In a new paper, the scientists began with the observation that deregulated MYCN — a member of the transcription factor family that activates expression of some oncogenes — has been implicated in a subset of breast cancers with unfavorable prognostic features and clinical outcomes. They ended by putting forth a new drug regimen that could spark new hope.
“Given that patients with TNBC primarily receive systemic cytotoxic chemotherapies that frequently result in unfavorable outcomes,” they wrote in Science Translational Medicine, “we propose the clinical development of combination BETi and MEKi for patients with advanced TNBC, with parallel evaluation of MYCN as a potential marker for patient selection.”
Johanna Schafer, a graduate student working in Jennifer Pietenpol’s lab, is the first author, while the professor is the senior author.
The MYCN protein, sometimes dubbed N-Myc, has long been studied as a target in neuronal or neuroendocrine tumors, but its role in breast cancer is less clear. It’s distinct from MYC (c-Myc), though the two are believed to affect each other.
Their intricate relationship would prove crucial in therapeutic development. But the first question is just how common they are, and according to the study, the two family members are “heterogeneously expressed in separate cell nuclei within a given tumor in at least 40% of TNBC tumors.” In fact, the expression of MYCN appeared to increase after neoadjuvant chemotherapy, part of the current standard of care.
The prevalence gave them enough reason to think about how to target it.
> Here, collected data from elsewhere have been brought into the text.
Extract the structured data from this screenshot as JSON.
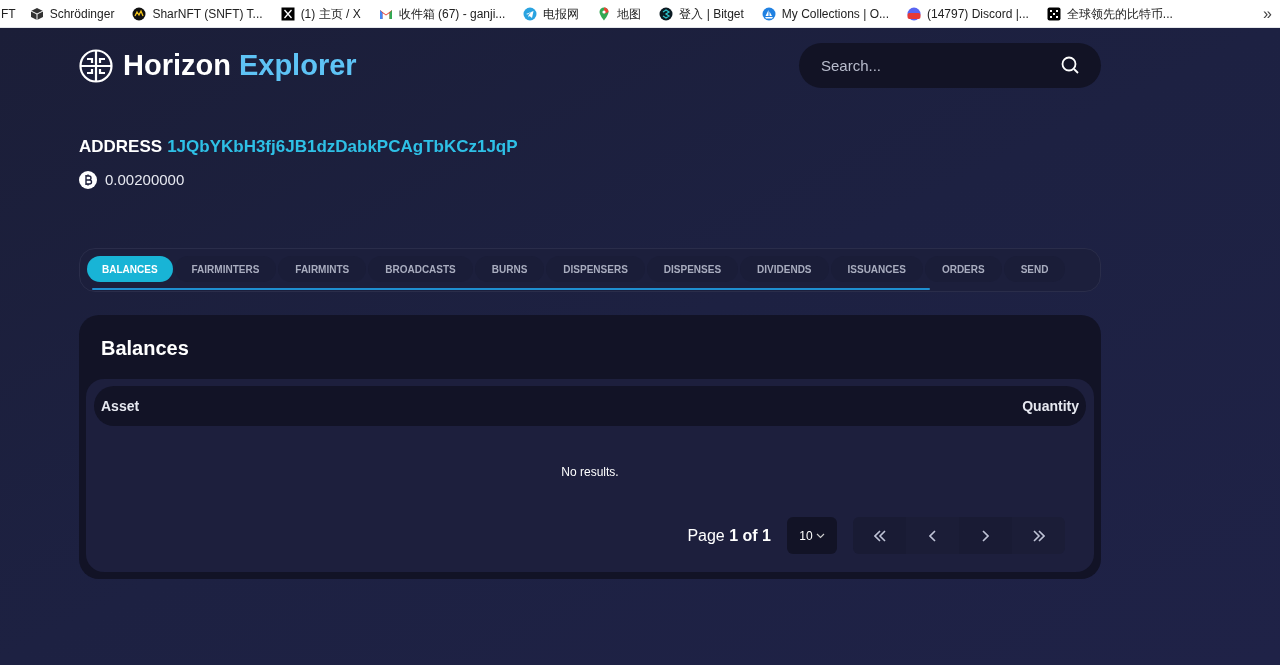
{
  "bookmarks": [
    {
      "label": "FT"
    },
    {
      "label": "Schrödinger"
    },
    {
      "label": "SharNFT (SNFT) T..."
    },
    {
      "label": "(1) 主页 / X"
    },
    {
      "label": "收件箱 (67) - ganji..."
    },
    {
      "label": "电报网"
    },
    {
      "label": "地图"
    },
    {
      "label": "登入 | Bitget"
    },
    {
      "label": "My Collections | O..."
    },
    {
      "label": "(14797) Discord |..."
    },
    {
      "label": "全球领先的比特币..."
    }
  ],
  "bookmarks_overflow": "»",
  "brand": {
    "name": "Horizon",
    "accent": "Explorer"
  },
  "search": {
    "placeholder": "Search..."
  },
  "address": {
    "label": "ADDRESS",
    "value": "1JQbYKbH3fj6JB1dzDabkPCAgTbKCz1JqP"
  },
  "balance": "0.00200000",
  "tabs": [
    {
      "label": "BALANCES",
      "selected": true
    },
    {
      "label": "FAIRMINTERS",
      "selected": false
    },
    {
      "label": "FAIRMINTS",
      "selected": false
    },
    {
      "label": "BROADCASTS",
      "selected": false
    },
    {
      "label": "BURNS",
      "selected": false
    },
    {
      "label": "DISPENSERS",
      "selected": false
    },
    {
      "label": "DISPENSES",
      "selected": false
    },
    {
      "label": "DIVIDENDS",
      "selected": false
    },
    {
      "label": "ISSUANCES",
      "selected": false
    },
    {
      "label": "ORDERS",
      "selected": false
    },
    {
      "label": "SEND",
      "selected": false
    }
  ],
  "panel": {
    "title": "Balances",
    "columns": [
      "Asset",
      "Quantity"
    ],
    "empty": "No results."
  },
  "pagination": {
    "page": "Page **1 of 1**",
    "page_size": "10"
  }
}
When the team selected a cell line model, they had another finding that MYCN-expressing cells were essentially more prone to resistance to PI3K inhibitors, which block an alternative pathway for tumor growth.
Because the MYC family lack catalytic domains, the team resorted to epigenetic regulators, screening 158 compounds against the cell lines. BET drugs, which block the bromodomain (BRD)-containing family of transcriptional regulators, emerged as the winner.
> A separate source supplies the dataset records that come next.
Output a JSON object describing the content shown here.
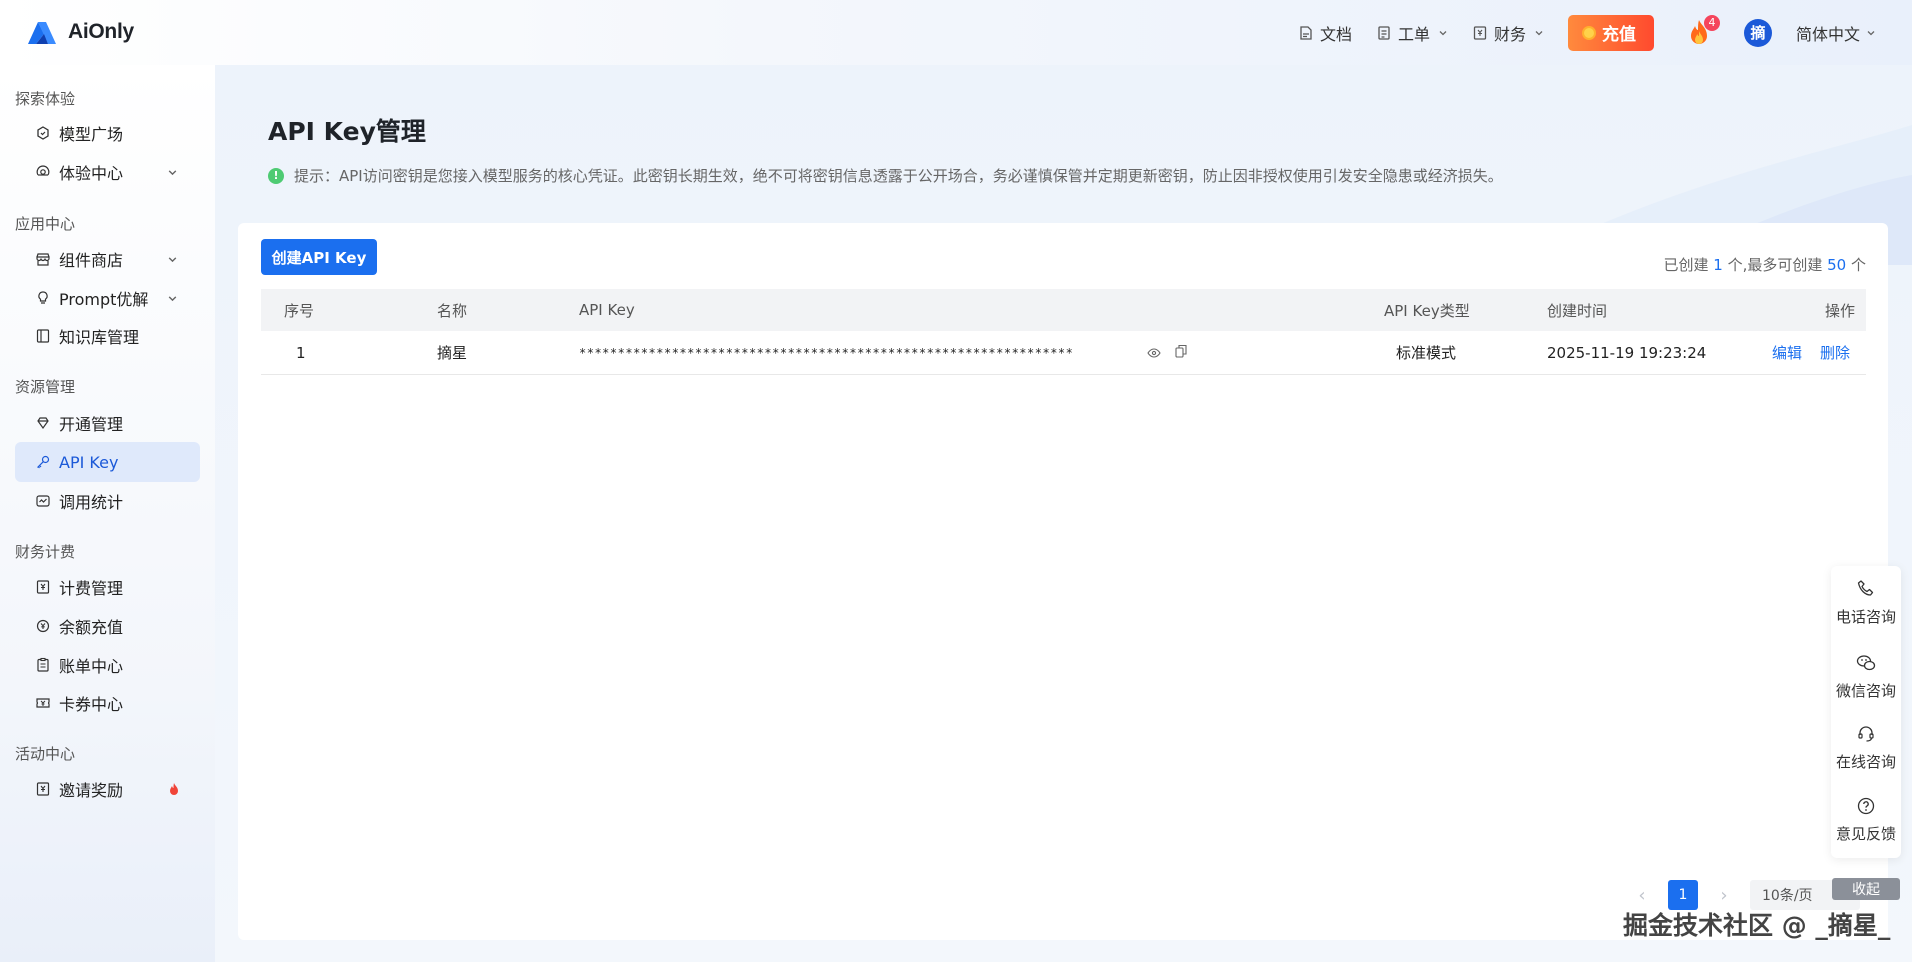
{
  "app": {
    "logo_text": "AiOnly"
  },
  "header": {
    "docs_label": "文档",
    "ticket_label": "工单",
    "finance_label": "财务",
    "recharge_label": "充值",
    "fire_badge": "4",
    "avatar_text": "摘",
    "lang_label": "简体中文"
  },
  "sidebar": {
    "groups": [
      {
        "title": "探索体验",
        "items": [
          {
            "label": "模型广场",
            "icon": "model-plaza-icon"
          },
          {
            "label": "体验中心",
            "icon": "experience-icon",
            "expandable": true
          }
        ]
      },
      {
        "title": "应用中心",
        "items": [
          {
            "label": "组件商店",
            "icon": "store-icon",
            "expandable": true
          },
          {
            "label": "Prompt优解",
            "icon": "bulb-icon",
            "expandable": true
          },
          {
            "label": "知识库管理",
            "icon": "book-icon"
          }
        ]
      },
      {
        "title": "资源管理",
        "items": [
          {
            "label": "开通管理",
            "icon": "diamond-icon"
          },
          {
            "label": "API Key",
            "icon": "key-icon",
            "active": true
          },
          {
            "label": "调用统计",
            "icon": "stats-icon"
          }
        ]
      },
      {
        "title": "财务计费",
        "items": [
          {
            "label": "计费管理",
            "icon": "billing-icon"
          },
          {
            "label": "余额充值",
            "icon": "recharge-icon"
          },
          {
            "label": "账单中心",
            "icon": "bill-icon"
          },
          {
            "label": "卡券中心",
            "icon": "coupon-icon"
          }
        ]
      },
      {
        "title": "活动中心",
        "items": [
          {
            "label": "邀请奖励",
            "icon": "gift-icon",
            "hot": true
          }
        ]
      }
    ]
  },
  "page": {
    "title": "API Key管理",
    "tip": "提示：API访问密钥是您接入模型服务的核心凭证。此密钥长期生效，绝不可将密钥信息透露于公开场合，务必谨慎保管并定期更新密钥，防止因非授权使用引发安全隐患或经济损失。",
    "create_button": "创建API Key",
    "quota": {
      "prefix": "已创建 ",
      "created": "1",
      "middle": " 个,最多可创建 ",
      "max": "50",
      "suffix": " 个"
    }
  },
  "table": {
    "columns": [
      "序号",
      "名称",
      "API Key",
      "API Key类型",
      "创建时间",
      "操作"
    ],
    "rows": [
      {
        "index": "1",
        "name": "摘星",
        "api_key": "****************************************************************",
        "type": "标准模式",
        "created_at": "2025-11-19 19:23:24",
        "edit": "编辑",
        "delete": "删除"
      }
    ]
  },
  "pagination": {
    "prev": "‹",
    "current": "1",
    "next": "›",
    "page_size": "10条/页"
  },
  "float_panel": {
    "phone": "电话咨询",
    "wechat": "微信咨询",
    "online": "在线咨询",
    "feedback": "意见反馈",
    "collapse": "收起"
  },
  "watermark": "掘金技术社区 @ _摘星_",
  "colors": {
    "primary": "#1b6fef",
    "recharge": "#ff5a2e",
    "tip_icon": "#4ecb73"
  }
}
It echoes an earlier study, done at Michigan State University, showing that the experimental class of molecules can prevent the growth of breast and lung cancers.
But that’s not it — and here’s where the MEK inhibitors come in.
Most of the MYNC-expressing TNBCs also contain MYC-expressing cells, the researchers noted, which can still drive cancer growth. In fact, single-agent treatment with a BETi seemed to have increased MYC expression. Adding trametinib (Mekinist) to the cells, however, decreased the amount of both proteins. The results were further tested and confirmed in mouse models.
“As a next step, our research team is proposing the further development and clinical trials of this combination therapy,” Pietenpol, the director of Vanderbilt-Ingram and EVP for research at Vanderbilt University Medical Center, said in a statement.
Incyte, which has a pact in place to fund Vanderbilt research such as this study, has a BET inhibitor in early development.